Future directions: Designing region-level (rather than point/box) prompts for "Stuff" classes; exploring multi-class single-forward passes to reduce cost; automated layer selection.

vs. CLIP-based (SCLIP / ProxyCLIP / FreeCP): These use encoder-only CLIP for discriminative selection via patch-text embedding distance, necessitating background enumeration and risking false positives for similar classes. This work uses decoder-only generative LLaVA to first confirm existence and then trace activations, eliminating the need for background class names and significantly improving accuracy on "Thing" classes.
vs. Methods with external visual priors (Trident / CorrCLIP using SAM to constrain CLIP): These still rely on CLIP as the primary driver with SAM as a corrector. This work places SAM at the end solely for "prompt-to-mask" geometric completion, entrusting semantic judgment and localization to LLaVA's implicit prior—shifting the approach from "patching" to "replacing the engine."
vs.
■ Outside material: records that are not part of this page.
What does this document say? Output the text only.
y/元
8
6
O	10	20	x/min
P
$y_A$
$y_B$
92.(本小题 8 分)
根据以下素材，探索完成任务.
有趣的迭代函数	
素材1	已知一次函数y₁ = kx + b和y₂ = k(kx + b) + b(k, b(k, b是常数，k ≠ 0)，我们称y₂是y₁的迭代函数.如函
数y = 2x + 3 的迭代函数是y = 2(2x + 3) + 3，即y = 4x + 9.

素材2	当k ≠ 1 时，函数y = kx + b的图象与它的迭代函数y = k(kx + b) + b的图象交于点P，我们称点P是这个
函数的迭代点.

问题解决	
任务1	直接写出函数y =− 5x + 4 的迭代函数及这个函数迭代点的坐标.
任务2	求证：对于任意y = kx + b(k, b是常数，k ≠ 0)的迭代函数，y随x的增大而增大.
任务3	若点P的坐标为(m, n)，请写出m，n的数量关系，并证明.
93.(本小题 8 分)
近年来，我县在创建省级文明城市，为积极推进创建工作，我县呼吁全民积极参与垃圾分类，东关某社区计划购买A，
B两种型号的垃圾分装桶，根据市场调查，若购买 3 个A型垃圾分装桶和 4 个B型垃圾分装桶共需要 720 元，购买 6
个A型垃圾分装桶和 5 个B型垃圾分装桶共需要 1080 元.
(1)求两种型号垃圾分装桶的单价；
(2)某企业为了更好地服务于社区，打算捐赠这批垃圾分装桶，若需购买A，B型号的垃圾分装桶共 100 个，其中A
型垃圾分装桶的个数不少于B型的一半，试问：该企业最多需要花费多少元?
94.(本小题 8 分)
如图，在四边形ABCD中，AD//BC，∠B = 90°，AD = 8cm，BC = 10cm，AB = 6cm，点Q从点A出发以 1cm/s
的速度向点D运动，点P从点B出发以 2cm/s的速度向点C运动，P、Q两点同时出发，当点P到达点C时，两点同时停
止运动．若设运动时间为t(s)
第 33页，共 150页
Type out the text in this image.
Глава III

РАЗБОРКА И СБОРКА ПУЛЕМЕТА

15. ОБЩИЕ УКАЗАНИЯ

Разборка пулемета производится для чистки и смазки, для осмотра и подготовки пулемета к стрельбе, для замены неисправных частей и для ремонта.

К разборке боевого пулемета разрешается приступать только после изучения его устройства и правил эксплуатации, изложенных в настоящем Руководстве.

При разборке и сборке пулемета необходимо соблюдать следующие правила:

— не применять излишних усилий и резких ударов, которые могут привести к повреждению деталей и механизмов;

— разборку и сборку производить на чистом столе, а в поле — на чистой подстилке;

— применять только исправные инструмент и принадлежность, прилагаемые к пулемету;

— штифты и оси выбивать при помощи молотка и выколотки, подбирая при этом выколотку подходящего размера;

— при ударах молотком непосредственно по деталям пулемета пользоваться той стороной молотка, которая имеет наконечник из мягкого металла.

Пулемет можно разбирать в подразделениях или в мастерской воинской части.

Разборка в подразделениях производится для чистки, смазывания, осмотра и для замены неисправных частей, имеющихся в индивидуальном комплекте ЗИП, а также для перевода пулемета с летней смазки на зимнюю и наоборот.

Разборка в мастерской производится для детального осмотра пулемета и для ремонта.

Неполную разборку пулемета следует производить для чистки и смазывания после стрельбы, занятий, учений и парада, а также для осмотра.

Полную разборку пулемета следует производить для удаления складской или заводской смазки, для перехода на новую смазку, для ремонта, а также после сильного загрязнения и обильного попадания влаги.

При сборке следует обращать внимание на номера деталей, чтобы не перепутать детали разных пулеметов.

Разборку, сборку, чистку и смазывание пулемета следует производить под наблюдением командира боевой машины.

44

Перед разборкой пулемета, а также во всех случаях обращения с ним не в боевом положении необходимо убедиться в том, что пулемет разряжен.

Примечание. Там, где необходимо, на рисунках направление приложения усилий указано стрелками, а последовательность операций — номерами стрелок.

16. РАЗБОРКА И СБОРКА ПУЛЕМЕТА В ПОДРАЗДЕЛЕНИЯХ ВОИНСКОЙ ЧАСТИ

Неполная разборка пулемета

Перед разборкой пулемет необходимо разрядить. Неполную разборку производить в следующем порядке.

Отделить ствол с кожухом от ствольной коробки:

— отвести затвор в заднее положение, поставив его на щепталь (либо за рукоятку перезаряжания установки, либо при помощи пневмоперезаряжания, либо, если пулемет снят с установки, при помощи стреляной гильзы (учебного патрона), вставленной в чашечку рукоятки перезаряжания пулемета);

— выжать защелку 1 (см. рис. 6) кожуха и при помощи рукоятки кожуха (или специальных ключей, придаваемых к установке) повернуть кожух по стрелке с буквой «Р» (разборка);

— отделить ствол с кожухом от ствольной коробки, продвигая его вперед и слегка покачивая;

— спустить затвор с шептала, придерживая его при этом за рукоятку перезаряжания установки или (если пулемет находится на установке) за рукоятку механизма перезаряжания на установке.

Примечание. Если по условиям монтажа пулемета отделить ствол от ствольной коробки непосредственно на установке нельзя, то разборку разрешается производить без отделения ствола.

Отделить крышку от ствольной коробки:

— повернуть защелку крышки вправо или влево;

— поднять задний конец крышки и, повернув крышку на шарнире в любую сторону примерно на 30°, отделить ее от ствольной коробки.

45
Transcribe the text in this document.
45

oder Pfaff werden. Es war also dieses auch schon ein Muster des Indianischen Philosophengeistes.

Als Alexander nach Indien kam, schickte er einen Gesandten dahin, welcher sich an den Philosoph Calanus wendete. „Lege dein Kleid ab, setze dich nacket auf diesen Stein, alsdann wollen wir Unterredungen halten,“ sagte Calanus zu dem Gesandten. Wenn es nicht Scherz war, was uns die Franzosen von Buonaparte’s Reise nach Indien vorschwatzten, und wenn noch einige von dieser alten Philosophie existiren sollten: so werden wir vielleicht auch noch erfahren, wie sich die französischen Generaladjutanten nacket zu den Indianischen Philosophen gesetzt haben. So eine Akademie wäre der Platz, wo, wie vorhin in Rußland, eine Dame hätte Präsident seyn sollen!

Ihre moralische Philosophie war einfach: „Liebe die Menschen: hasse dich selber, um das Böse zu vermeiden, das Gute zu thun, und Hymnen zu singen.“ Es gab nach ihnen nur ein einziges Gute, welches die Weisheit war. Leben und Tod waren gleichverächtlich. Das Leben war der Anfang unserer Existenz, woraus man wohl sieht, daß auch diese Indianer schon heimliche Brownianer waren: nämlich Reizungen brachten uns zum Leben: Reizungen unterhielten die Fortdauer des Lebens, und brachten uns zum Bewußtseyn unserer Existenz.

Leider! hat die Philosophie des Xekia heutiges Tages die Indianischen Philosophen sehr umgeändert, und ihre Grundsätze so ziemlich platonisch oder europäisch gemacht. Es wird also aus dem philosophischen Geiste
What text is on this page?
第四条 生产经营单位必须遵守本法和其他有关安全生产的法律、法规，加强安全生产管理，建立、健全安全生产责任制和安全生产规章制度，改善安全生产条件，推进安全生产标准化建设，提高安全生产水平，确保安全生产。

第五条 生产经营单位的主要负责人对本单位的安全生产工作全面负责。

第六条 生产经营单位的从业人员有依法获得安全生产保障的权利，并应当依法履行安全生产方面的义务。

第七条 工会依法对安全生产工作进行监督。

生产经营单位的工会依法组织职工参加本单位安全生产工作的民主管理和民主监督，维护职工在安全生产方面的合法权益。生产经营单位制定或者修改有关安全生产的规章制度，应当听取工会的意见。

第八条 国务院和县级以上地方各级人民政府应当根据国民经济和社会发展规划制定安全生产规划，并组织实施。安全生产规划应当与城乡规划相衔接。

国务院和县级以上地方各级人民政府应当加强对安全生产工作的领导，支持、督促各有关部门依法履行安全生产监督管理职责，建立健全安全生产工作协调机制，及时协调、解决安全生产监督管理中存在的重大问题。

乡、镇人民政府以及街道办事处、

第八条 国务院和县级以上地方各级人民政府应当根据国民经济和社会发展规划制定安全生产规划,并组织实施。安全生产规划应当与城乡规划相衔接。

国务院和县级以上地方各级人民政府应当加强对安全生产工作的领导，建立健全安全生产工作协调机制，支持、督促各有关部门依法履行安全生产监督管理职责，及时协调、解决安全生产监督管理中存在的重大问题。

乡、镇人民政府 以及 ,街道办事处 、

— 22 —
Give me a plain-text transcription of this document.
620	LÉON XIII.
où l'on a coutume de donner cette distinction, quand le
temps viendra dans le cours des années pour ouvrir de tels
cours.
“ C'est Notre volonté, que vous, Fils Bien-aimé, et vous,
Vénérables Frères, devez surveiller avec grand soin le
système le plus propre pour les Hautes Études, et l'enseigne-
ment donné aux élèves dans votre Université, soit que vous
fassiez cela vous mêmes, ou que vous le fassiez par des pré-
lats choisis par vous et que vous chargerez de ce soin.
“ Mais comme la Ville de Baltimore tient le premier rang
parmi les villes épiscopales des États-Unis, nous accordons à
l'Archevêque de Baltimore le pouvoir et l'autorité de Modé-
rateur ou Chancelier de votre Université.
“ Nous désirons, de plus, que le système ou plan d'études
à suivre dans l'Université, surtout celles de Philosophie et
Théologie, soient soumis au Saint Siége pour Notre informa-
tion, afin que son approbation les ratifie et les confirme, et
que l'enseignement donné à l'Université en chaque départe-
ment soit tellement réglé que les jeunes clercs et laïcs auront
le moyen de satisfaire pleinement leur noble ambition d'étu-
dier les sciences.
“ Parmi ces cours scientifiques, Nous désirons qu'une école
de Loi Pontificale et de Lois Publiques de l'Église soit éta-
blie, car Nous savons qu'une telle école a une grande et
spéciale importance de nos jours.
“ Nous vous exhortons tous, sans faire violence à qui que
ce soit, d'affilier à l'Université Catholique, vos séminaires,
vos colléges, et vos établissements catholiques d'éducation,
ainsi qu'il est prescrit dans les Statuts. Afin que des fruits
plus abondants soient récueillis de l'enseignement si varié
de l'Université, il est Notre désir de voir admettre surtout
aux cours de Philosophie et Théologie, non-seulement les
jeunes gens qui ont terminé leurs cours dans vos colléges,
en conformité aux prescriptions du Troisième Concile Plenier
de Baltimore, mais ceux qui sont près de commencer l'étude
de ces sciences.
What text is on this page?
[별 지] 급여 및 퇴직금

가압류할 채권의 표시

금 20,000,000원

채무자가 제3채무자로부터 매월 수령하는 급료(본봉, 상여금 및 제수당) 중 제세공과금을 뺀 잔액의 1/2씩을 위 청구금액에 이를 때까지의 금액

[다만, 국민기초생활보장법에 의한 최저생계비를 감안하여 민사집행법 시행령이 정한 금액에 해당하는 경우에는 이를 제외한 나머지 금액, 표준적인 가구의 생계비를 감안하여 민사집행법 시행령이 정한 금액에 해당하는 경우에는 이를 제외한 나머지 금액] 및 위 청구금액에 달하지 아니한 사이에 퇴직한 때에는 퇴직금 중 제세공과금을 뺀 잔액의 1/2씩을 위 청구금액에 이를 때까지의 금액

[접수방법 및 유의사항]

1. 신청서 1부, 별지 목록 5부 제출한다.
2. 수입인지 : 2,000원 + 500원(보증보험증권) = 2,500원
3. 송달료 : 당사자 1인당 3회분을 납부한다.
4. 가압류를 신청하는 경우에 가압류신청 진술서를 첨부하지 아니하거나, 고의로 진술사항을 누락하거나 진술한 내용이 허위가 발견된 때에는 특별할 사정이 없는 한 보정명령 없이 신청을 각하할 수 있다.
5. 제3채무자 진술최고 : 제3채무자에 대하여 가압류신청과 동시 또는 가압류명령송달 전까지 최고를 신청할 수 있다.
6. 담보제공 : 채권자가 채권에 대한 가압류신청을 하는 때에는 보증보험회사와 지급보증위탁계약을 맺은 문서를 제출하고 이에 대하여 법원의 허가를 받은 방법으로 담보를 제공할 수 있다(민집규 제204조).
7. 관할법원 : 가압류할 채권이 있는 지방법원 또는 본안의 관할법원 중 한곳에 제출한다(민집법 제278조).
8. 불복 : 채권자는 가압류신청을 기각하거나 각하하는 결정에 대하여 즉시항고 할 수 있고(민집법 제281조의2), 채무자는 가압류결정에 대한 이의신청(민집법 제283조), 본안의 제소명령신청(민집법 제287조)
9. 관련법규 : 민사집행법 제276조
PnP-OVSS (BLIP-based generative): While both use generative MLLMs, this work systematically reveals the localization advantages of LLaVA intermediate layers and designs TVR accordingly, leading to higher localization quality and interpretability.

Rating¶

Novelty: ⭐⭐⭐⭐⭐ First to systematically use frozen LLaVA intermediate layer priors for training-free OVSS; highly novel perspective.
Experimental Thoroughness: ⭐⭐⭐⭐ 5 datasets + 3 model variants + 6 ablation tables, though missing inference cost analysis.
Writing Quality: ⭐⭐⭐⭐ Clear motivation, rich illustrations, though math notation is slightly dense.
Value: ⭐⭐⭐⭐ Reveals implicit spatial priors in MLLMs with transferable insights on layer selection for dense tasks.